Everyone knows what Johnson did. Unless Gray concludes that terrorists have been holding one of his children hostage and forcing him to host parties and lie about it, nothing she can say will “clear” him in the public mind. 

We can assume that, if there were a better defence available to Johnson than “I didn’t realise I was at a party”, he would have deployed it. Not even he could make that sound convincing, and it’s certain that no one else in the Cabinet will be able to. 

Nobody much liked lockdown, but we were told that it was necessary to save lives. The anger is not that Johnson imposed lockdown, but that he and his team then broke it, again and again. This stuff is not complicated: the people who make the rules should follow the rules.  

So Johnson will have to go. But while removing him will mean the government no longer has its moral compass set by a man whose general goal is his immediate gratification, it’s worth asking how much a new leader can change. 

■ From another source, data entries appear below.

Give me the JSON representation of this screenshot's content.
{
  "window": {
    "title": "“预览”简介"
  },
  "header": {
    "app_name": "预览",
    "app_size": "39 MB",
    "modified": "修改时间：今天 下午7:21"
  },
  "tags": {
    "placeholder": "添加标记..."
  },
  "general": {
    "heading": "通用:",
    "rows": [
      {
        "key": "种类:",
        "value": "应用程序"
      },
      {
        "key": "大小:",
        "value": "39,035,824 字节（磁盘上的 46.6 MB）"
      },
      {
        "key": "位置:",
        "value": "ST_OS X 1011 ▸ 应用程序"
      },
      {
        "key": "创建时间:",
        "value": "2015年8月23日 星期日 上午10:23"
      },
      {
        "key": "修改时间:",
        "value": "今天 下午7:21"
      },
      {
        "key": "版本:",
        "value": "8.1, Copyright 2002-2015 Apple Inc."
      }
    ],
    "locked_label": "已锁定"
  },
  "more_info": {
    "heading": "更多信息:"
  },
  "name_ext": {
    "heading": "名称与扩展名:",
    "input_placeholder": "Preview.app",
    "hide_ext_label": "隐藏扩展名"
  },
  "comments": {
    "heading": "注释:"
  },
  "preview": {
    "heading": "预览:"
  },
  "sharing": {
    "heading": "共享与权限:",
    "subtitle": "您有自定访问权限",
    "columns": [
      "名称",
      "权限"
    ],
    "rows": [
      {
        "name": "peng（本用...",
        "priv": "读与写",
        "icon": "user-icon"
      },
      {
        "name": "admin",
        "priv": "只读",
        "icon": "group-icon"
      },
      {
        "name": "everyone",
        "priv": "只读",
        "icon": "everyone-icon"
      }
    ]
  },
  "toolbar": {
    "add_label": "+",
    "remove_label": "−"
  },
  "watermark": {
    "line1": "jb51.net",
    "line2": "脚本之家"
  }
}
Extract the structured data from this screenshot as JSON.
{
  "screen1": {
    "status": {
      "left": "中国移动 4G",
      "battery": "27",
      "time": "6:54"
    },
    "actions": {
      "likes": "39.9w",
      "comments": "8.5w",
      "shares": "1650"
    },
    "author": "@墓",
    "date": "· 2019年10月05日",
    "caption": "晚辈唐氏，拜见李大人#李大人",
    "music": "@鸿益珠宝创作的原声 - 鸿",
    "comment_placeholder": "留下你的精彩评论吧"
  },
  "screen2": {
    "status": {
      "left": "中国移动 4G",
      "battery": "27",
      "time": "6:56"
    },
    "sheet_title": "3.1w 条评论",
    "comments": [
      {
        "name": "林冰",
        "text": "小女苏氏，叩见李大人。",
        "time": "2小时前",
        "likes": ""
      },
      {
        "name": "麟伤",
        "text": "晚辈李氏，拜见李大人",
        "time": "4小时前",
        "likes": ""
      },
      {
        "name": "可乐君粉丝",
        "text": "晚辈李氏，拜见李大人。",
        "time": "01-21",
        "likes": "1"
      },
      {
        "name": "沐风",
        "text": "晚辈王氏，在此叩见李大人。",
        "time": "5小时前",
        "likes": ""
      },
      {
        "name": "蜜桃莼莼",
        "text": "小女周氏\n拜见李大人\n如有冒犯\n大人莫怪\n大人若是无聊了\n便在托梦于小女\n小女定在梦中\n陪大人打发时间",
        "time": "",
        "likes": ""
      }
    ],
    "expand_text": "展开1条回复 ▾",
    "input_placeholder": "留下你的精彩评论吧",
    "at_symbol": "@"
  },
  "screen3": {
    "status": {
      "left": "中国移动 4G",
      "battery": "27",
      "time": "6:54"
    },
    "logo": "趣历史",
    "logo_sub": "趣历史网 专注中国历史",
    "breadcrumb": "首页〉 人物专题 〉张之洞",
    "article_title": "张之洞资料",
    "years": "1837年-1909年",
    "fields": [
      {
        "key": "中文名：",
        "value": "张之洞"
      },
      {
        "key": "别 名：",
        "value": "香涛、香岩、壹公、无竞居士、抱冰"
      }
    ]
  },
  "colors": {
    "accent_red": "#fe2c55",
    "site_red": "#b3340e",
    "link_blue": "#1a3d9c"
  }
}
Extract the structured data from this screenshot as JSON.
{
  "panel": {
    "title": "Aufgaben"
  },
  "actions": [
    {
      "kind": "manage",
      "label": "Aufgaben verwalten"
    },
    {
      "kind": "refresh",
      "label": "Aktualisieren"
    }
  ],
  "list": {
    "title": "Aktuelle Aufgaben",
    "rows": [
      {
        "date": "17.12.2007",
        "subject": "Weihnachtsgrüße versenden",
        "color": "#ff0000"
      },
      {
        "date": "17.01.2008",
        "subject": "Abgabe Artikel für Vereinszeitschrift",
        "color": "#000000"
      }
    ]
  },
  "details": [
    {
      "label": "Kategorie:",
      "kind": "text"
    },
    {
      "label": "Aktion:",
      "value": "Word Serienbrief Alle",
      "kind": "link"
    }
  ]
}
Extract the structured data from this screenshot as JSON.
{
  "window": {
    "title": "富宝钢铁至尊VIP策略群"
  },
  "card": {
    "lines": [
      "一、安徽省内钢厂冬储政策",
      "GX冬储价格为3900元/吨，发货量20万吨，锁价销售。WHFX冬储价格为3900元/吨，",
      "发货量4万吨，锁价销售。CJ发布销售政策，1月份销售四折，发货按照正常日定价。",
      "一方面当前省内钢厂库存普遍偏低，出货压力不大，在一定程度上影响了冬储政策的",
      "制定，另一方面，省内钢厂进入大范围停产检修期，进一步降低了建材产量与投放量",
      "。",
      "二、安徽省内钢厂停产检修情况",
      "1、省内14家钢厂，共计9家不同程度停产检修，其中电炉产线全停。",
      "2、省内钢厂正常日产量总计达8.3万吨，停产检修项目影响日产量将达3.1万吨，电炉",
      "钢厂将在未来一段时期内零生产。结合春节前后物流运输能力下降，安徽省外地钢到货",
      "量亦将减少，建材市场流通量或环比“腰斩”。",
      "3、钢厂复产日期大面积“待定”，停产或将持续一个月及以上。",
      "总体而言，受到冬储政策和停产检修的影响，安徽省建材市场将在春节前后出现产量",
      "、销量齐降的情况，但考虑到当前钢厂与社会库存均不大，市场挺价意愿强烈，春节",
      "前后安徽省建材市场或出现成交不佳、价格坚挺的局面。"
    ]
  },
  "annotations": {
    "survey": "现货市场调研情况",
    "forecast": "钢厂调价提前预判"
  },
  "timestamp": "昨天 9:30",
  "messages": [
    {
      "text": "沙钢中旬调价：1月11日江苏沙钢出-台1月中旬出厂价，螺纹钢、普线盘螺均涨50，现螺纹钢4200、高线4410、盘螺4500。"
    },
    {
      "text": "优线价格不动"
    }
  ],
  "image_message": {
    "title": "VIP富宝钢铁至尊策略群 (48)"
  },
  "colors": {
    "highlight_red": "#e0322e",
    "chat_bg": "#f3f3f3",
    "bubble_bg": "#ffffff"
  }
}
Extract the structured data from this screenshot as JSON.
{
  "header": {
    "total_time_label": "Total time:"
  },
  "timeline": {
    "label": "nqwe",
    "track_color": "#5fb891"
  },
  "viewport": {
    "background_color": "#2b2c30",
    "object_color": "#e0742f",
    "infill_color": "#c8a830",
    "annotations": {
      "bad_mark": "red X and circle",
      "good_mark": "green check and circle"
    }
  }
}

The big problems facing the government are structural. There is an NHS backlog, the costs of mitigating Covid were huge, and the rest of the public realm is looking pretty shoddy after a decade of spending restraint. The Tories promised to make things better without raising taxes, which was always going to be tricky. As things stand, they will end up breaking both parts of that. To make matters worse, a wave of inflation is about to hit us, starting with much bigger energy bills. 

This is difficult weather for any government to sail into, but it is made trickier by the Conservative party’s big economic choice to seek a Brexit deal that makes it harder for businesses to export to our largest market, in the hope of making it easier for them to export to smaller markets. Perhaps there will be benefits from this choice down the road, but there are costs right now. 

Changing leader will change none of these things. Nor is it likely to change the approach to Covid. Although Johnson is now being praised for not having imposed a Christmas lockdown, it’s clear he seriously considered it, and that Sajid Javid agreed. These are two of the Conservative Party’s strongest instinctive libertarians, and both know their own party’s views. So whatever it is that the scientists said to them in late December, it was persuasive. It’s very hard to imagine Rishi Sunak or Liz Truss having taken it less seriously. Anonymously briefing the press about how much you dislike something is far easier than taking the decision on it, when getting it wrong would cost lives. 

The Tories should dump Johnson. He demeans them and us. But that is only the beginning of their difficulties.